Preparing for an overland trip in Arizona involves careful planning and readiness for various terrains and weather conditions. Here are the top 10 tips to help you and your vehicle get ready for the adventure:

  1. Vehicle Check-Up: Before the trip, thoroughly inspect your vehicle. Check the tire pressure, tread depth, brakes, fluids, and ensure all essential systems are in good working condition.

  2. Off-Road Essentials: Equip your vehicle with recovery gear such as traction boards, tow straps, a high-lift jack, and a portable air compressor. These will help in case your vehicle gets stuck. Check out some of our camping and overland accessories.

  3. Navigation and Maps: Acquire detailed maps and navigation tools specific to the Arizona terrain. GPS units or mobile apps with offline maps are helpful, but always have physical maps as a backup in case of technical failures. For apps we like Onx Off-Road and Gaia GPS.

  4. Emergency Supplies: Pack emergency supplies including water, food, a first aid kit, fire extinguisher, flashlight, extra batteries, and a basic tool kit for any on-the-go repairs.
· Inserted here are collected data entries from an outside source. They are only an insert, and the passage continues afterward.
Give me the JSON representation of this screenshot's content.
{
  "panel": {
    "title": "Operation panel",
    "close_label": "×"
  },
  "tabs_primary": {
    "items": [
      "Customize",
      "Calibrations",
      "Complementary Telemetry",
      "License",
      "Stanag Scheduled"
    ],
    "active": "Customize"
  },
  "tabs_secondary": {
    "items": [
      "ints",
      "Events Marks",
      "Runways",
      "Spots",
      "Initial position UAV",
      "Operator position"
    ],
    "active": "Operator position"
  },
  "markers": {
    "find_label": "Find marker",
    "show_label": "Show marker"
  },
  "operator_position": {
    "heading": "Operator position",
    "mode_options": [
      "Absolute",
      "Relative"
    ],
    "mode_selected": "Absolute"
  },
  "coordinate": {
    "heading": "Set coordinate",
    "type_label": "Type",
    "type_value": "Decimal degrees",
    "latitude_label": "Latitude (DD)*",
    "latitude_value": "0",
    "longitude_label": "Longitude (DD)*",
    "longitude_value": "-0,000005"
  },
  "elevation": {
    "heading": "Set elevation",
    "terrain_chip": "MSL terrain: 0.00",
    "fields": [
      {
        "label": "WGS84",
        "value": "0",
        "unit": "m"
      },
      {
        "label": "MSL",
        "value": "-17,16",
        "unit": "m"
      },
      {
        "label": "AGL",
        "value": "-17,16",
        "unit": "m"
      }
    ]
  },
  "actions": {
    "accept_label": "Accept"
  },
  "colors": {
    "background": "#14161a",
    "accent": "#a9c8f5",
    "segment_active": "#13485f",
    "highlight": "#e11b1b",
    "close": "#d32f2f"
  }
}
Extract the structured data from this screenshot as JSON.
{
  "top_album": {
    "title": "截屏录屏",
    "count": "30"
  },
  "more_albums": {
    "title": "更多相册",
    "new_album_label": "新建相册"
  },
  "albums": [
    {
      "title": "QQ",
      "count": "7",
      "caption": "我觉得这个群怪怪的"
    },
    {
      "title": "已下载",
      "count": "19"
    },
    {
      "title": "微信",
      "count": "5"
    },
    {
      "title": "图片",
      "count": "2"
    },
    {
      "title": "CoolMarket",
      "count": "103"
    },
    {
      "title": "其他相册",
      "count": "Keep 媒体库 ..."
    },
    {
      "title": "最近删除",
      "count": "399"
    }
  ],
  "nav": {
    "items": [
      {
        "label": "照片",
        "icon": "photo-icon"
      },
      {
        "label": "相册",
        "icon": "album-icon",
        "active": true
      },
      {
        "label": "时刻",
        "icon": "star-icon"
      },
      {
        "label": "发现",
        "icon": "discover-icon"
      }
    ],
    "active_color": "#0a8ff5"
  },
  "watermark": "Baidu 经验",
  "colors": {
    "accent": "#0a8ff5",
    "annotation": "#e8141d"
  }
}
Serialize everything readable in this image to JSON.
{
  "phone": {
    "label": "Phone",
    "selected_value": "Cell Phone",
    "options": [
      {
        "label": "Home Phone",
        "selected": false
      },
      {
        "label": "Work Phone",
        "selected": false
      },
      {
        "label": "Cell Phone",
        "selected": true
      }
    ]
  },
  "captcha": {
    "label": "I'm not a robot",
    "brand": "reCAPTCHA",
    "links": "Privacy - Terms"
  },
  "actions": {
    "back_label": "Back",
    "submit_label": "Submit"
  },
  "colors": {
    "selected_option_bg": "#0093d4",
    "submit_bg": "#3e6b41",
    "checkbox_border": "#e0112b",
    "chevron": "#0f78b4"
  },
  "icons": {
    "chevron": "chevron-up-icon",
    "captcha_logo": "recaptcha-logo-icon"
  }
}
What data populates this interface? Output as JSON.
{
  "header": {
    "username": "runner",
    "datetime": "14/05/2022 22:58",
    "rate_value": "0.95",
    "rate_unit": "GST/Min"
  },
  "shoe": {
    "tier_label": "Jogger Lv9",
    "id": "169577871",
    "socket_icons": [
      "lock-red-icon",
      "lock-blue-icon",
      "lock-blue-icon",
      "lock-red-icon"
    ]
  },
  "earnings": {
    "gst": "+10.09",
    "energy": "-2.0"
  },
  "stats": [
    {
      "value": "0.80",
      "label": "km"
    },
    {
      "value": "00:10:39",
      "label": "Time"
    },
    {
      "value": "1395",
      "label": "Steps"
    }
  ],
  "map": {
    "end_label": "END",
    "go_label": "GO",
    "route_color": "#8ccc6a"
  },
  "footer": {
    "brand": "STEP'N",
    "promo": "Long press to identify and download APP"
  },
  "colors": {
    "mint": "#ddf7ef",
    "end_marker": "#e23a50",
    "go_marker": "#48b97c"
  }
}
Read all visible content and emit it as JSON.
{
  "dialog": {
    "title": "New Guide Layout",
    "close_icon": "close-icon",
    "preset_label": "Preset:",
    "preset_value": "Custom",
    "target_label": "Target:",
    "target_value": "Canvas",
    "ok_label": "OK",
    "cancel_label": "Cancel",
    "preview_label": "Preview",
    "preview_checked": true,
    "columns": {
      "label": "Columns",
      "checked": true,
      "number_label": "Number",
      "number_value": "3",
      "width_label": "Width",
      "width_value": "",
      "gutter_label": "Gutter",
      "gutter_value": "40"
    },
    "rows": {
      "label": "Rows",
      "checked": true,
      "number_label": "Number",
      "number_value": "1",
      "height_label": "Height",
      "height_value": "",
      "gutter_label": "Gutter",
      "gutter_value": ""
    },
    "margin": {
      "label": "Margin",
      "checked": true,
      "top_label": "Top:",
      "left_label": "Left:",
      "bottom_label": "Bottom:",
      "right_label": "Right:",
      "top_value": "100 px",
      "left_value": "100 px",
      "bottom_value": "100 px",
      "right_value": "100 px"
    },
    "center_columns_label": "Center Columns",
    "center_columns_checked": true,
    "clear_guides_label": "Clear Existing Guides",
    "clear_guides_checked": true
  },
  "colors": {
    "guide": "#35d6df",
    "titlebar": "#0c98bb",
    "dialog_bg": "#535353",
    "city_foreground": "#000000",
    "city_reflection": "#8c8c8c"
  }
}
  5. Vehicle Modifications: Consider necessary modifications for your vehicle, such as adding skid plates, upgraded suspension, larger tires, or a rooftop tent for convenience during the trip.

  6. Weather and Climate Preparation: Arizona's weather can vary greatly. Be prepared for extreme heat during the day and potential cold temperatures at night. Pack appropriate clothing, including sun protection and layers for the evenings.

  7. Communication Devices: Bring communication devices like a satellite phone or a two-way radio to stay in touch, especially in remote areas with poor or no cell reception.

  8. Permits and Regulations: Research and obtain any required permits for the areas you plan to visit. Also, familiarize yourself with local regulations and land-use policies to ensure you're compliant.

  9. Campsite Selection: Plan your campsites in advance. Arizona has various terrains, from deserts to forests, so choose suitable spots based on the terrain you'll be traversing.

  10. Environmental Responsibility: Practice Leave No Trace principles. Respect the environment, wildlife, and local communities. Minimize your impact by properly disposing of waste and avoiding damage to the natural surroundings.

Remember, preparation is key when embarking on an overland trip. Flexibility and adaptability are crucial, as conditions might change and unexpected situations might arise. Always prioritize safety and enjoy the adventure responsibly.